If your operating system is Linux, you should read http://azureus.sourceforge.net/howto_linux.php
. But if your operating system is Windows, you should read http://azureus.sourceforge.net/howto_win.php
2. Azureus setting
Azureus setting has 2 sections which are client and server setting.
1) Client setting for download data from the seeder
1.1) Go to the Tools menu and choose
Options. In the list on the left click Connection. Pick a number between 49152
and 65534, and enter in to the incoming TCP listen port and UDP listen port
boxes as shows in Figure 3. Then click Save to save this change. Moreover you
should open that port in your firewall for download or upload quickly.
Figure 3. Incoming TCP listen and UDP listen
ports
1.2) For test download data from a seeder, download a
torrent from a tracker such as KOBIC tracker (http://ftp.kobic.re.kr:6969/)
as shows in Figure 4. In the File menu click Open and choose Add file for add
that torrent which you have downloaded as shows in Figure 5. Figure 6 shows PSU
node is downloading go_200608-assocdb.rdf-xml.gz file from KOBIC node with
go_200608-assocdb.rdf-xml.gz.torrent, and the download speed is 12.4 kB/s.
Note if your Health on the torrent
is red, means that you’re not connected to any peer while downloading maybe
because tracker server down or no seeder.
Figure 4. KOBIC tracker
Figure 5. Torrent opening
Figure 6. PSU node is downloading data from KOBIC node.
2) Server setting for upload data to the peer
If you want to upload or distribute
your data to any peer, you must create a torrent for that data, and keep the
torrent in tracker.
2.1) Go to the Tools menu and choose
Options. In the list on the left click Tracker, then click Server. Enter
external IP address or server name. Select HTTP port check box, and enter a
port such as 6969 as shows in Figure 7., so you must
open 6969 port on your firewall.
2.2) In the
list on the left click Plugins, and next click
Tracker Web. Then select Publish torrent, enter title of you tracker web as
shows in Figure 8, and select all RSS feed options for automatic
synchronization as shows in Figure 9.
Figure 7. Tracker server setting
Figure 8. Tracker web setting
Figure 9. RSS feed setting in Tracker web
2.3) Create a torrent by click New Torrent in the File
menu and select Embedded Tracker as shows in Figure 10. Before finish creating
the torrent, select Open the torrent and Host the torrent as shows in Figure
11.
Figure 10. Create a new torrent
Figure 11. Before finish create a new torrent
2.4) On the tracker URL which will be something like http://yourexternalIPAddress:6969/
as shows in Figure 12.
Figure 12. PSU node tracker server URL
Moreover you can read more guide from Azureus User Guide -http://azureus.sourceforge.net/doc/Azureus%20User%20Guide.htm
3. RSSFeed Scanner Plugin
setting for automatic synchronization
1) Download RSSFeed Scanner plugin
from http://azureus.sourceforge.net/plugin_list.php
and select 1.3.1 version.
2) Install this plugin
by unzip rssfeed_1.3.1.zip and place it to “plugins”

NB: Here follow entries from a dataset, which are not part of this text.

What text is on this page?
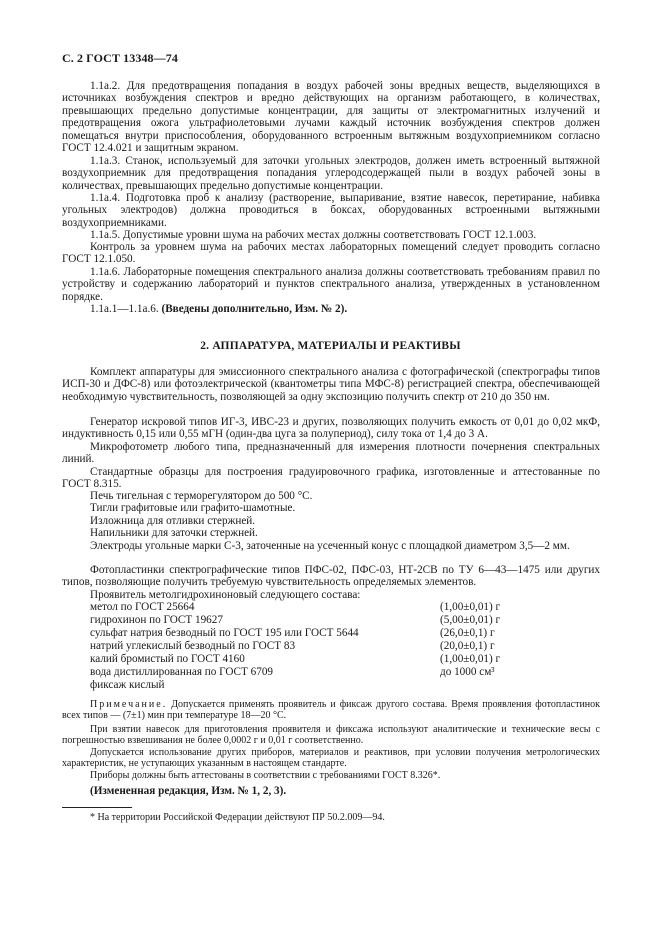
С. 2 ГОСТ 13348—74
1.1а.2. Для предотвращения попадания в воздух рабочей зоны вредных веществ, выделяющихся в источниках возбуждения спектров и вредно действующих на организм работающего, в количествах, превышающих предельно допустимые концентрации, для защиты от электромагнитных излучений и предотвращения ожога ультрафиолетовыми лучами каждый источник возбуждения спектров должен помещаться внутри приспособления, оборудованного встроенным вытяжным воздухоприемником согласно ГОСТ 12.4.021 и защитным экраном.
1.1а.3. Станок, используемый для заточки угольных электродов, должен иметь встроенный вытяжной воздухоприемник для предотвращения попадания углеродсодержащей пыли в воздух рабочей зоны в количествах, превышающих предельно допустимые концентрации.
1.1а.4. Подготовка проб к анализу (растворение, выпаривание, взятие навесок, перетирание, набивка угольных электродов) должна проводиться в боксах, оборудованных встроенными вытяжными воздухоприемниками.
1.1а.5. Допустимые уровни шума на рабочих местах должны соответствовать ГОСТ 12.1.003.
Контроль за уровнем шума на рабочих местах лабораторных помещений следует проводить согласно ГОСТ 12.1.050.
1.1а.6. Лабораторные помещения спектрального анализа должны соответствовать требованиям правил по устройству и содержанию лабораторий и пунктов спектрального анализа, утвержденных в установленном порядке.
1.1а.1—1.1а.6. (Введены дополнительно, Изм. № 2).
2. АППАРАТУРА, МАТЕРИАЛЫ И РЕАКТИВЫ
Комплект аппаратуры для эмиссионного спектрального анализа с фотографической (спектрографы типов ИСП-30 и ДФС-8) или фотоэлектрической (квантометры типа МФС-8) регистрацией спектра, обеспечивающей необходимую чувствительность, позволяющей за одну экспозицию получить спектр от 210 до 350 нм.
Генератор искровой типов ИГ-3, ИВС-23 и других, позволяющих получить емкость от 0,01 до 0,02 мкФ, индуктивность 0,15 или 0,55 мГН (один-два цуга за полупериод), силу тока от 1,4 до 3 А.
Микрофотометр любого типа, предназначенный для измерения плотности почернения спектральных линий.
Стандартные образцы для построения градуировочного графика, изготовленные и аттестованные по ГОСТ 8.315.
Печь тигельная с терморегулятором до 500 °С.
Тигли графитовые или графито-шамотные.
Изложница для отливки стержней.
Напильники для заточки стержней.
Электроды угольные марки С-3, заточенные на усеченный конус с площадкой диаметром 3,5—2 мм.
Фотопластинки спектрографические типов ПФС-02, ПФС-03, НТ-2СВ по ТУ 6—43—1475 или других типов, позволяющие получить требуемую чувствительность определяемых элементов.
Проявитель метолгидрохиноновый следующего состава:
метол по ГОСТ 25664	(1,00±0,01) г
гидрохинон по ГОСТ 19627	(5,00±0,01) г
сульфат натрия безводный по ГОСТ 195 или ГОСТ 5644	(26,0±0,1) г
натрий углекислый безводный по ГОСТ 83	(20,0±0,1) г
калий бромистый по ГОСТ 4160	(1,00±0,01) г
вода дистиллированная по ГОСТ 6709	до 1000 см³
фиксаж кислый
Примечание. Допускается применять проявитель и фиксаж другого состава. Время проявления фотопластинок всех типов — (7±1) мин при температуре 18—20 °С.
При взятии навесок для приготовления проявителя и фиксажа используют аналитические и технические весы с погрешностью взвешивания не более 0,0002 г и 0,01 г соответственно.
Допускается использование других приборов, материалов и реактивов, при условии получения метрологических характеристик, не уступающих указанным в настоящем стандарте.
Приборы должны быть аттестованы в соответствии с требованиями ГОСТ 8.326*.
(Измененная редакция, Изм. № 1, 2, 3).
* На территории Российской Федерации действуют ПР 50.2.009—94.
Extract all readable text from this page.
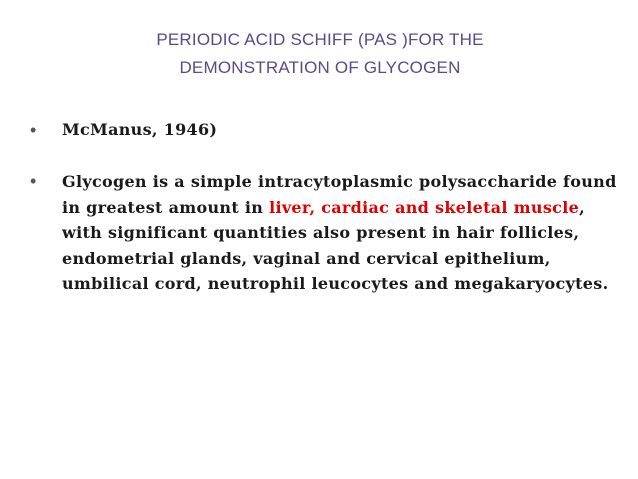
PERIODIC ACID SCHIFF (PAS )FOR THE
DEMONSTRATION OF GLYCOGEN
• McManus, 1946)
• Glycogen is a simple intracytoplasmic polysaccharide found in greatest amount in liver, cardiac and skeletal muscle, with significant quantities also present in hair follicles, endometrial glands, vaginal and cervical epithelium, umbilical cord, neutrophil leucocytes and megakaryocytes.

folder of azureus program path. In addition if you
install azureus program to C:\Azureus, then you must
place “rssfeed_1.3.1” folder to C:\Azureus\plugins. After that, restart azureus program.
3) Click open RSSFeed
Scanner plugin in the Plugins
menu and select RSSFeed, then select Options tab.
3.1) Create RSSFeed URL for KOBIC node by click “+” label and set
options as shows in Figure 13. If
you enter 1800 in Delay time box, means that rss_KOBIC
is refreshed or downloaded the torrent automatically every 1,800 seconds.
Figure 13. RSS Feed URL setting
3.2) Create Filters for KOBIC node by click “+” label and set
options as shows in Figure 14.
Figure 14. Filters setting
3.3) When you click Status tab, you can see some
torrents from KOBIC node are downloaded automatically as shows in Figure 15 and
Figure 16.
Figure 15. Status of RSSFeed Scanner
Figure 16. The Torrent files in Azureus
program after run RSSFeed Scanner
3.4) You can read more detail in Help tab.
4. Advanced Statistics Plugin setting for test
performance.
1) Download Advanced Statistics plugin from http://azureus.sourceforge.net/plugin_list.php.
2) How to install this plugin it same to install RSSFeed
Scanner plugin.
3) Go to the Plugins
menu and choose Advanced Statistics. When select in the Progress tab, you can
see percentage of data that you can download or upload in each time period as
show in Figure 17. You can see download or upload speed in the Activity tab as
shows in Figure 18.
Figure 17. Progress of each torrent
Figure 18. Activity
KOBIC (
The experimental result
Let KOBIC node is seeder and PSU node
is peer. The Azureus and gFTP
program are tested with 2 torrents. Here is a sample result at 4:30 PM - 9:30
AM (17 hours).
downloaded => Azureus = 4.4 GB, gFTP = 3.0 GB
the average download speed => Azureus
= 82.0 kB/s, gFTP = 55.9 kB/s